The Federal fiscal year ends on September 30th and with it the budget resolution that allows the GOP to use “reconciliation” to push a bill through the Senate with a 51 vote majority. Reconciliation is an arcane procedural trick of Congress but it’s also very limited. To invoke it, Congress has to pass a budget resolution (tricky) and then, in that resolution, instruct one or more committees to “reconcile” the tax code with their mandatory spending priorities. But there’s a catch, Congress can only use reconciliation once on spending, revenue, and the debt-limit per budget resolution. That means that once Congress passes, under reconciliation rules, a bill that affects one-cent of government spending no other bills which affect spending can be passed under reconciliation rules until there’s a new budget resolution. In theory this means reconciliation can be a three-strikes process, but in practice it’s difficult for Congress to keep spending and revenue so separate.
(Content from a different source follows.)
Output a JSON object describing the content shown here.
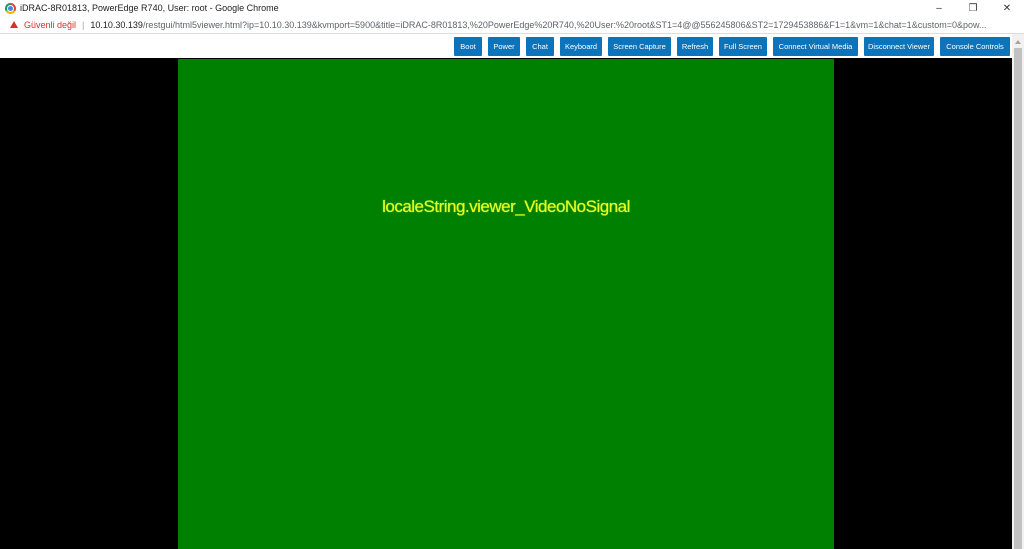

In truth, Congress could very well adopt a new budget resolution on October 1st instructing the committees to take a second run at repealing the ACA. With midterms coming up in 2018, however, there is the possibility of losing control of at least one chamber should President Trump’s unpopularity translate into high Democratic turnout. Rather than spending all of their time trying to repeal a popular program, the 115th Congress will likely want to use reconciliation in the 2018 fiscal year to push through tax cuts. As a consequence, while September 30th is not a deadline for repeal in any legal or rules based sense, it is a de facto one.